= Kalenjin name =

Names used by the Kalenjin people of East Africa

Kalenjin names (sing. kainet, pl. old Kalenjin - kainok pl. modern Kalenjin - kainaik) are primarily used by the Kalenjin people of Kenya and Kalenjin language-speaking communities such as Murle in Ethiopia, Sebei of Uganda, Datooga, Akie and Aramanik of Tanzania.

The Kalenjin traditionally had two primary names for the individual, though in contemporary times, a Christian or Arabic name is also given at birth, such that most Kalenjin today have three names with the patronym Arap (in some cases being acquired later in life, e.g Alfred Kirwa Yego and Daniel Toroitich arap Moi).

==Given name==
An individual is given a personal name at birth and this is determined by the circumstance of their birth. For most Kalenjin speaking communities, masculine names are often prefixed with Kip- or Ki- though there are exceptions to the rule e.g Cheruiyot, Chepkwony, Chelanga etc. Feminine names in turn are often prefixed with Chep-, Che- , or Jee(p)- though among the Tugen and Keiyo, the prefix Kip- may in some cases denote both males and females. The personal name would thus be derived through adding the relevant prefix to the description of the circumstance of birth, for example a child born in the evening (lagat) might be called Kiplagat or Chelagat.
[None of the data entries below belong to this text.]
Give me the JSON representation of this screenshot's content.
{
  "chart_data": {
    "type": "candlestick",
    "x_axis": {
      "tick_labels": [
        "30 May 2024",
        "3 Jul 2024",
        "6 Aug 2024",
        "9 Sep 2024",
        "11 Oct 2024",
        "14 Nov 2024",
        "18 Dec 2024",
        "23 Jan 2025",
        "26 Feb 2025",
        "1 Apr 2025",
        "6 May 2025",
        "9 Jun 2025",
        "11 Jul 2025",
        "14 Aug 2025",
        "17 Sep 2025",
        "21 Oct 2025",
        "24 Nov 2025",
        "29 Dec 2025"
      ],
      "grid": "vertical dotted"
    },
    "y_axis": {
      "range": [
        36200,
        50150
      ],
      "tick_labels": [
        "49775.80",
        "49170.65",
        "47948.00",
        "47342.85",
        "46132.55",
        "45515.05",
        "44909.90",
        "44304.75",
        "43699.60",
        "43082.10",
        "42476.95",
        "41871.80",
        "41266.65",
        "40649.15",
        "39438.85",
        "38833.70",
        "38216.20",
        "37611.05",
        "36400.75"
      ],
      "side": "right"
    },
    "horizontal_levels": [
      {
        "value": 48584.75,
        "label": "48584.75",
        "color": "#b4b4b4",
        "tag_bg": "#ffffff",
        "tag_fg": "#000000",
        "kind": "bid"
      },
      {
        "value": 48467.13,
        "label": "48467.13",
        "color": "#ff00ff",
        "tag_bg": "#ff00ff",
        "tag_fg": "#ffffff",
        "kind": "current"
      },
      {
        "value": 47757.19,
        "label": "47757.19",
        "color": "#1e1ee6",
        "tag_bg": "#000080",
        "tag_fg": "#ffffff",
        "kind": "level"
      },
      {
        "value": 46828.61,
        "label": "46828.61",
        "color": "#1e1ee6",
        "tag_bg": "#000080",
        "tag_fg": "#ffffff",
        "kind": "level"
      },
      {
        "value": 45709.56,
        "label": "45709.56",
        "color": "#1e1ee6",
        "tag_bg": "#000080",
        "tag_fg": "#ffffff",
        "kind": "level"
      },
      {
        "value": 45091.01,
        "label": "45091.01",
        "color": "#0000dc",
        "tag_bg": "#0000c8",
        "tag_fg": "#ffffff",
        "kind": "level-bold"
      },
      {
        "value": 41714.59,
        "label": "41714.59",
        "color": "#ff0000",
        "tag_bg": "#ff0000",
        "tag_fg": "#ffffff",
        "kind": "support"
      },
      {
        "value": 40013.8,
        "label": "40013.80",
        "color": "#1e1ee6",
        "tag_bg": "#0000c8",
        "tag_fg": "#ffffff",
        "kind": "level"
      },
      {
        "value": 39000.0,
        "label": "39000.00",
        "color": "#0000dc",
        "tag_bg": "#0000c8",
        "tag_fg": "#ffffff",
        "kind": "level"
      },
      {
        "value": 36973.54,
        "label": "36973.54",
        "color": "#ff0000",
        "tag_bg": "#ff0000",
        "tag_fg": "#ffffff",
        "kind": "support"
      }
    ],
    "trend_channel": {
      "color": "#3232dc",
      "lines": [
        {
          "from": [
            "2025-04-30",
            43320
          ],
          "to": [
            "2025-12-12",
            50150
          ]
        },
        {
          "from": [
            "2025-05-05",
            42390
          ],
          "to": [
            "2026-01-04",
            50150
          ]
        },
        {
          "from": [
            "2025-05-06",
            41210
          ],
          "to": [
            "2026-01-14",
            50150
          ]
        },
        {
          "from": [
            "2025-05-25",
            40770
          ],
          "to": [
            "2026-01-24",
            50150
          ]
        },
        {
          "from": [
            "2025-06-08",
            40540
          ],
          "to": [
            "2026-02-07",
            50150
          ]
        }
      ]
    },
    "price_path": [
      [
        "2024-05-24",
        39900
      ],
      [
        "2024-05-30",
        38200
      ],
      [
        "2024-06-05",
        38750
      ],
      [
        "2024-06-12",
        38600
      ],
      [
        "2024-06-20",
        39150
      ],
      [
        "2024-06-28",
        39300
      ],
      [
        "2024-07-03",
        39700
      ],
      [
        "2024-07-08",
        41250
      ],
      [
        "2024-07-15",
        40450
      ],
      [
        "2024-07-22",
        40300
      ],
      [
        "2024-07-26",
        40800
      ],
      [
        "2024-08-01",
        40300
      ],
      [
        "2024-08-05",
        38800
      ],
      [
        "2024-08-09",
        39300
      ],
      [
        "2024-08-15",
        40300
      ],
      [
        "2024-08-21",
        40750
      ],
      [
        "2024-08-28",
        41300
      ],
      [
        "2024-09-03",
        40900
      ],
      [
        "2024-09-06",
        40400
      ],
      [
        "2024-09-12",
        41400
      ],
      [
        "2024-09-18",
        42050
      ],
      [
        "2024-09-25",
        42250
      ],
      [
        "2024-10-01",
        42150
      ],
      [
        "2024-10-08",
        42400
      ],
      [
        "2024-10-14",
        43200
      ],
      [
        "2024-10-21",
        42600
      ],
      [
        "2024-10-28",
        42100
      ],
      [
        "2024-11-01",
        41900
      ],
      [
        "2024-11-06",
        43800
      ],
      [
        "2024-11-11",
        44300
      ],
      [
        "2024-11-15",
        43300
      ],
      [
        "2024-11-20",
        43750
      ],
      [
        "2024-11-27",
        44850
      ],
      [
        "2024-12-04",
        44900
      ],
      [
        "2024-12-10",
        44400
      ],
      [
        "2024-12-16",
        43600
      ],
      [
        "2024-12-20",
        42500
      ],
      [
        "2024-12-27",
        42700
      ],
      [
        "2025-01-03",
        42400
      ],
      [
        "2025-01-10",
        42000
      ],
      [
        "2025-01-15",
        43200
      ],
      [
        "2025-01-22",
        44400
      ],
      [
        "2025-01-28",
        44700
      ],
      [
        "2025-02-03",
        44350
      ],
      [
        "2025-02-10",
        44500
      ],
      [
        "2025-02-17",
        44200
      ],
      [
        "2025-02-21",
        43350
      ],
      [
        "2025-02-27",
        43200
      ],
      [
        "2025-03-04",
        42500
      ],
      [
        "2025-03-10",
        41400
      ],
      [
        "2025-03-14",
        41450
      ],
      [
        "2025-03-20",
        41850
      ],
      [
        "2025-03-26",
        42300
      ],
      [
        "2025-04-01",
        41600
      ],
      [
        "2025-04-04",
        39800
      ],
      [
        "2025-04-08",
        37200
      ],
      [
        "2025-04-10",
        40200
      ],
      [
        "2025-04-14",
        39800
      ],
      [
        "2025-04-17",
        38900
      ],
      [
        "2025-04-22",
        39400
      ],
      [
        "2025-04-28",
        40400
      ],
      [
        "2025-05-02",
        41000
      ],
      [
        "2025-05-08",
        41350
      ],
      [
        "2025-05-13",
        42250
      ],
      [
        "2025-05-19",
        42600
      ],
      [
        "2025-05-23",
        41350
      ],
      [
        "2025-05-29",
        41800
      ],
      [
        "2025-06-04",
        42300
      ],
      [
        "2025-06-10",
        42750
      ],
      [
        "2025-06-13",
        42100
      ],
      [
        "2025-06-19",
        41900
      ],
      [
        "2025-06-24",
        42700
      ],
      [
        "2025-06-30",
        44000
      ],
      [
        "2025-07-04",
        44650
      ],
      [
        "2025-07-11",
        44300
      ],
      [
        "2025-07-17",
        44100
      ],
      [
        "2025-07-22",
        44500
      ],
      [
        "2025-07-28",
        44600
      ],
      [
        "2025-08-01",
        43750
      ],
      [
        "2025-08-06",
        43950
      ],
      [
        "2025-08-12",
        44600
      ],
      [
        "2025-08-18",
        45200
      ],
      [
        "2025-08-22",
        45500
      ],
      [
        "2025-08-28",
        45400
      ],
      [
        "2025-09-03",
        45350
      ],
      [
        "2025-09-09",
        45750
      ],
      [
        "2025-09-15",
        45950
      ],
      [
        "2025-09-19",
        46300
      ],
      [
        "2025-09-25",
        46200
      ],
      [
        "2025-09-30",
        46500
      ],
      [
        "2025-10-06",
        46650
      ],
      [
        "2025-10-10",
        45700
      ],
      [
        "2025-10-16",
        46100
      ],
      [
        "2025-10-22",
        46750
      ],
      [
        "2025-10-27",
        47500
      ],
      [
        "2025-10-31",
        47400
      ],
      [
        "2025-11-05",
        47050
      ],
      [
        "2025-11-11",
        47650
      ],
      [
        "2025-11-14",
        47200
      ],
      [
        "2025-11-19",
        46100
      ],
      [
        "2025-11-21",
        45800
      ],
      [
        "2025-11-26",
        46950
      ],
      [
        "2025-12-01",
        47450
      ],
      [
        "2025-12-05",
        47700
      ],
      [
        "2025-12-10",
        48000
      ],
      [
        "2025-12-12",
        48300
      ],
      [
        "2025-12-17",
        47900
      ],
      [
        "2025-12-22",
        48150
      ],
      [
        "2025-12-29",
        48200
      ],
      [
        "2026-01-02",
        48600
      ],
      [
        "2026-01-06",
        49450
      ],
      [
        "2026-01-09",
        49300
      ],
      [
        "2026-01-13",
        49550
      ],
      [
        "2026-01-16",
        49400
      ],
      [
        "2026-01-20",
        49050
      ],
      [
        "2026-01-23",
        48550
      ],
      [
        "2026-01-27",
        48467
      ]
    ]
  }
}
Names may be dervied from nouns, verbs, adjectives, adverbs, or noun and verb compounds.

===Popular given names===

Some examples of popular Kalenjin names and their meanings;

| Male name | Female name | Meaning |
|---|---|---|
| Kimutai | Chemutai/Jemutai | Time based |
| Kipchirchir | Chepchirchir | From 'chirchir' implying haste e.g born earlier than expected or after a short labour |
| Kipchoge | - | From 'choge', store/granary i.e born near the granary/store |
| Kipchumba | Chepchumba | Implies relation to westerners (i.e Chumbin), e.g - born in a hospital, in a foreign country etc. |
| Kipkoech | Chepkoech | Time based; born during the first part of the day (kaech) i.e 5am to 6am |
| Kiprono | Cherono | Time based; born around dusk (rot nego) i.e 5pm to 6pm |

==Last name==
The tradition of giving a family surname to an individual dates to the colonial period and in most cases the surnames in use today were the second names of the family patriarch of two to four generations ago. Traditionally an individual acquired their father's name after their initiation. Females took on their father's name e.g Cheptoo Kiplagat being the daughter of Kiplagat while males took on just the descriptor portion of the father's name such that the Kiprono son of Kiplagat would become Kiprono arap Lagat.

===Arap (patronym)===
Arap is patronym meaning son of. It was traditionally given following the labetab eun (kelab eun) ceremony and all initiates would after the ceremony acquire their father's name e.g Toroitich son of Kimoi and Kipkirui son of Kiprotich would after the ceremony be Toroitich arap Moi and Kipkirui arap Rotich. In modern times it is confined to progressing age-sets independent of the individual initiation ceremony such that if the current age-set is Nyongi, all individuals of preceding age-sets may use the term Arap.

==Nicknames==

===Praise names===
In the past, praise names were sometimes acquired through various acts of courage or community service. A previously common example of the former was Barng'etuny (one who killed a lion).

Among Tugen speakers, initiation/praise names were given after an individual underwent male or female circumcision. These names directly reference a person's unique characteristics, the characteristics of their cattle, or the circumstances of the community during an individual's initiation. With the decreasing prevalence of female circumcision, most Tugen women now do not receive an initiation/praise name.